December 11, 2023 | Rome, Italy

Under the Skin

By |2018-03-21T18:28:09+01:00December 1st, 2005|Recent Reviews|

By Michel Faber

Harvest Books, 2000 (2014). 311 pages.

M

ichel Faber is a Dutch-Aussie who lives in the Scottish highlands. Modern fiction has few authentically original voices: Faber is one, uniquely so, and his first full-length novel proved it the most disturbing of ways.

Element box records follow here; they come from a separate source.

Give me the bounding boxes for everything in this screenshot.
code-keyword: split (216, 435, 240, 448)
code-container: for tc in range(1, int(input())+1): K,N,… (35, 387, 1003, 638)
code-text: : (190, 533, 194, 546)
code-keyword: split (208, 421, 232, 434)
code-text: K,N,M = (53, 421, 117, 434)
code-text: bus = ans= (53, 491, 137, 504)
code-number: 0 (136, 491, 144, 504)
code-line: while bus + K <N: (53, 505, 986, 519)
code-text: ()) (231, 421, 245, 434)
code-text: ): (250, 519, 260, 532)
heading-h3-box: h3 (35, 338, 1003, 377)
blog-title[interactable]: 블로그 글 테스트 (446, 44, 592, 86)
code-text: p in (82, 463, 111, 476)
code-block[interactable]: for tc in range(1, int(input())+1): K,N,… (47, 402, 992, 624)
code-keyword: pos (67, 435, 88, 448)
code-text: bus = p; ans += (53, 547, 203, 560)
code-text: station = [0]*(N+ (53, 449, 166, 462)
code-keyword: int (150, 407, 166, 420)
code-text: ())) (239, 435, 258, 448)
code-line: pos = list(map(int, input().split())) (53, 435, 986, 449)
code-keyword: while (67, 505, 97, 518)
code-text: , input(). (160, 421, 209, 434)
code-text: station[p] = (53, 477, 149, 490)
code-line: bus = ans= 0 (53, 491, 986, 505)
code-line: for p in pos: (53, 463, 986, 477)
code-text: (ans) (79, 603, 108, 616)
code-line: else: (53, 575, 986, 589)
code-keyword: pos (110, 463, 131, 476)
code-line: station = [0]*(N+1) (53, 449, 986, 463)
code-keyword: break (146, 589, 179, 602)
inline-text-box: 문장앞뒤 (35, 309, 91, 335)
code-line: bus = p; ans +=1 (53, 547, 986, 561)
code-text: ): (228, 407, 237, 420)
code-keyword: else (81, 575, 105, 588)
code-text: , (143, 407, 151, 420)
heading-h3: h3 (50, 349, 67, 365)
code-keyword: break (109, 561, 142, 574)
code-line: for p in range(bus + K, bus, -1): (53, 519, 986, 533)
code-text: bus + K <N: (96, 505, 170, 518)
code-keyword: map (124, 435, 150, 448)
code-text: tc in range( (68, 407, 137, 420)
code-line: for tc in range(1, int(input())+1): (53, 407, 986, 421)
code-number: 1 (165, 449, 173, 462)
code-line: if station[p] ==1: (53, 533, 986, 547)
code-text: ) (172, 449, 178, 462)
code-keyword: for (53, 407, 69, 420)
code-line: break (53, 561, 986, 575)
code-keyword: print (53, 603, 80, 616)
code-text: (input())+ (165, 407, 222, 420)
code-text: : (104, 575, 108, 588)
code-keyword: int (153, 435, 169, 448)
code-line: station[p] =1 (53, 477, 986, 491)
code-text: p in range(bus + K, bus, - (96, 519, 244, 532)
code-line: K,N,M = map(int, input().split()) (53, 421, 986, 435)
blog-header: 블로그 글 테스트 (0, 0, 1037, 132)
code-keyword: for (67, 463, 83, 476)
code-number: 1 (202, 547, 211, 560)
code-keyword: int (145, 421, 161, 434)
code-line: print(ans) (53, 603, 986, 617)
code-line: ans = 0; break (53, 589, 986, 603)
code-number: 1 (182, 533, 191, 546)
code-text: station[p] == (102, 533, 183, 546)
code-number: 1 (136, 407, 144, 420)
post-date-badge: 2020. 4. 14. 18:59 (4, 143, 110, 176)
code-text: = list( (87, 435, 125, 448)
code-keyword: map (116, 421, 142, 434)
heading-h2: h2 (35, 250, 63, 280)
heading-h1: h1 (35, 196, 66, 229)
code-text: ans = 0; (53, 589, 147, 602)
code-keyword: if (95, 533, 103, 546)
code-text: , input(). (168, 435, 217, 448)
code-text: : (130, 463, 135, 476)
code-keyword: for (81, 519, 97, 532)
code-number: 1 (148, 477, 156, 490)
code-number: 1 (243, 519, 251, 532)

His narrator is Isserly, an anthropomorphic alien who prowls Scottish highways and back roads seeking human specimens, known to her kind as vodsels. She hauls in brutes and students, teachers and lowlifes, so long as their meat makes a “reasonable impression.” All are attracted by her peculiar small car, her odd looks (“half ‘Baywatch’ babe, half little old lady”) and — little do they know — manufactured breasts. Many think they might be onto something sexual (“Women don’t dress like that … unless they want a fuck,” one hitcher tells himself.) They’re wrong. And the nature and dimension of the wrongness is the core of the book. Isserly is in fact not a babe but a collector and a fattener of vodsels. She is rational, meticulous, has little fondness for the tidbit “babble” of television, has no special fondness for humans, or her work — which has been all but forced on her by the politics of her planet and her middling status in its corporate hierarchy (“… she had a difficult job to do, and no-one but she could do it.”)

For Faber, Isserly’s gender is means to an end. He’s the stenographer of an eros twisted beyond repair. But his lurid subversion of the flesh-trade paradigm plays out seamlessly. He diagrams Isserly’s savage drudgery in a straight-faced, aweless way, gradually developing a parallel realm so effervescent that even menace glows.

Along the way, horror and absurdity fuse. Empathy is absent — until the hoofed Isserly, the Nessie of Faber’s extraterrestrial Loch, intervenes with something of a moral punchline. Yes, Faber at times overplays his narrative hand, dwelling on alien behavior and values in an effort to forage for Isserly’s underlying humanity. But if you want troubling, this is troubling.

Made into a Jonathan Glazer film starring Scarlett Johansson, who lacks the detailed physical imperfections Faber’s carefully includes in Isserly’s overall appearance.